第十五話 自立か側妃か
「いや、大いに関係がある」
伯爵は困ったような顔をして、短く刈り込んだ金髪を片手で撫でつけていた。
嬉しいことに困惑しているときに、父親が見せる素振りだ。
アニスは確認するように恐る恐る口を開いた。
「……もしかして私、スパイになっていた……?」
「いやお前に四六時中誰かを張り付けていたり、魔法で報告をさせていたっていうわけじゃない。盗聴用の魔導具を仕込んでいるわけでもない。おまえの身に付けている物は、まともな品々だ」
「なら、どうして? だって私がまるでスパイみたいに言うのはなぜ、お父様!」
「俺じゃない。……フリオのやつが、お前とサフランが接触したときある、程度の距離の中で一定以上の時間を過ごすと、その部屋に仕込んであるいくつかの発信機が作動する仕組みになってる」
それを聞き、アニスははっとなって、辺りを見回した。
まだ室内には、その盗聴用魔導具が設置されているかもしれない。
いま交わしている会話すらも、新国王に聴かれているかもしれないと思うと、とてつもない不安に襲われた。
「心配しなくても今はもうそこには何もない」
「どうしてそう言い切れるの」
「お前、宮廷に侍女を全員、戻しただろう?」
「それは……ええ。もう王太子妃ではなから。そうするべきかと思って」
「その他にもフリオの放った密偵もいれば、俺の用意した侍女もいたってことだ。引き上げる際にこちらが把握しているすべての盗聴器は撤去させておいた。けどまあ、心配ならそこを出てもいい」
部屋を出る?
このスイートルームを出る? もしそうなったら次に行くのはどこ?
父親は自分をどのようにして政治的な道具に使うつもりなのだろう。
そう思うと、己の意思で全てを決めてきたつもりが、結局のところもっと雲の上の存在に操られていたのだと、理解する。
なんて虚しい人生かしら……。
肩を落とすアニスに、伯爵は、冷たく返事をする。
それは道具として生きるか自分で人生をつかみ取るか。
そんな選択を求めているようにアニスには聞こえた。
「その部屋を出るんだったら俺の支援は受けられない。何しろ政権が交代したばかりで功労者ではあるがいろいろと立場が不安定なんだ。自分の娘ですらもコントロールできないとなったら、周囲の反応も変わってくる」
「ご自身の評価に傷がつくとおっしゃりたいのですか」
「そうだな。娘の前でこんな話をする父親もどうかと思うが、その部屋を出るなら同じホテルの中で過ごした方がいい。そこは国内でも有数の治外法権だ」
「……お父様に従えば?」
「いずれ、フリオの側妃にお前を上げることになる。嫌なら自分で仕事を見つけろ。それ以上の支援はしてやれん」
「随分身勝手な、お話ですこと!」
だから連絡をしてくるなと、戻ってくるなと、彼は手紙に書いたのだ。
アニスがこの部屋にずっといることは、そのまま、側妃への階段をゆっくりと登らせるのに、都合がいいから。
サフランが語っていた、フリオのこと。
あれはなまじ嘘ではなかったのだと、思い知る。
現国王フリオの妻、タイラーはよい女性だし、いい友人になれるだろう。
けれども、自分を裏切った元婚約者とはいえ、近しい男性を殺されて、はいそうですか、と妻になる女がどこにいる。

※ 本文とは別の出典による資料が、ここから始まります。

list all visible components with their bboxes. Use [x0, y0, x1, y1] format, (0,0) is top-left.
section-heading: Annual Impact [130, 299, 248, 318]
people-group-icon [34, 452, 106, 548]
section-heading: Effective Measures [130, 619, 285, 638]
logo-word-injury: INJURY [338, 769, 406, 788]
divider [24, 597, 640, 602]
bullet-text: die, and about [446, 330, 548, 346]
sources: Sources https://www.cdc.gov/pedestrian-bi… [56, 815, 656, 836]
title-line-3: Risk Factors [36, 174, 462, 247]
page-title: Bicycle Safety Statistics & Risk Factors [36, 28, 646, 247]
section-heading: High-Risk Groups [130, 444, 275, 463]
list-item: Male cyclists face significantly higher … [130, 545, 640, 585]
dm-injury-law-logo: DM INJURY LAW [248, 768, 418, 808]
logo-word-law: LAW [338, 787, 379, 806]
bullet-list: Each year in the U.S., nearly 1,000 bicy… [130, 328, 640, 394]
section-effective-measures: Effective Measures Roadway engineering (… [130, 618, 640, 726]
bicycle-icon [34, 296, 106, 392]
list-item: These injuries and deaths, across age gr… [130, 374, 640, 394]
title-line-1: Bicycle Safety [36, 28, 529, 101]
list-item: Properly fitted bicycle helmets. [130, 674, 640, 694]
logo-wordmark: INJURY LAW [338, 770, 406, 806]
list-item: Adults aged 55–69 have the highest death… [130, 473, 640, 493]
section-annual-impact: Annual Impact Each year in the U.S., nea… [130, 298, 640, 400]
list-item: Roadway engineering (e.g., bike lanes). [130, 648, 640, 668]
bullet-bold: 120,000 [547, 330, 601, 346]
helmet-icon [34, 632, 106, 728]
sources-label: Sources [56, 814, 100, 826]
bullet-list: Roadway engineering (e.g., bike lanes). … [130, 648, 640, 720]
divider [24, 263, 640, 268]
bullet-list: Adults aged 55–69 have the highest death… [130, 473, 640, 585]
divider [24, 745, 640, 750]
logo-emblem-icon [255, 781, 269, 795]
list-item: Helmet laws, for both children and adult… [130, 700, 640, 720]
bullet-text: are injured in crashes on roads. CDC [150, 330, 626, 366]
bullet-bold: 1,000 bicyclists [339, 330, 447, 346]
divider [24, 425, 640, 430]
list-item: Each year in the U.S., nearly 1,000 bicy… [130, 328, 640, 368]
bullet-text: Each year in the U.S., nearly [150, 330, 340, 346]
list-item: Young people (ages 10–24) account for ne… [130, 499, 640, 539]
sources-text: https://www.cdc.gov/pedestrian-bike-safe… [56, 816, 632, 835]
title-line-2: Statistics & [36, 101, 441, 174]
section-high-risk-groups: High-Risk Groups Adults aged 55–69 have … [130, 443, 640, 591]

娘が戦上手なのは知っている。そこいらのまともな騎士や剣士とやりあっても、平然と討ち下すだろう。
指弾や闇属性スキルのことも、把握していて、それで生きていけるのは分かっている。
もし、フリオ陛下の意に沿わないとして、暗殺者を送り込まれても、平然と返り討ちにできる程度には、強いことも……。
そんな危険な生き方より、平凡で静かに慎ましやかに過ごして欲しいと、伯爵は言葉にはしないが、そう望んでいた。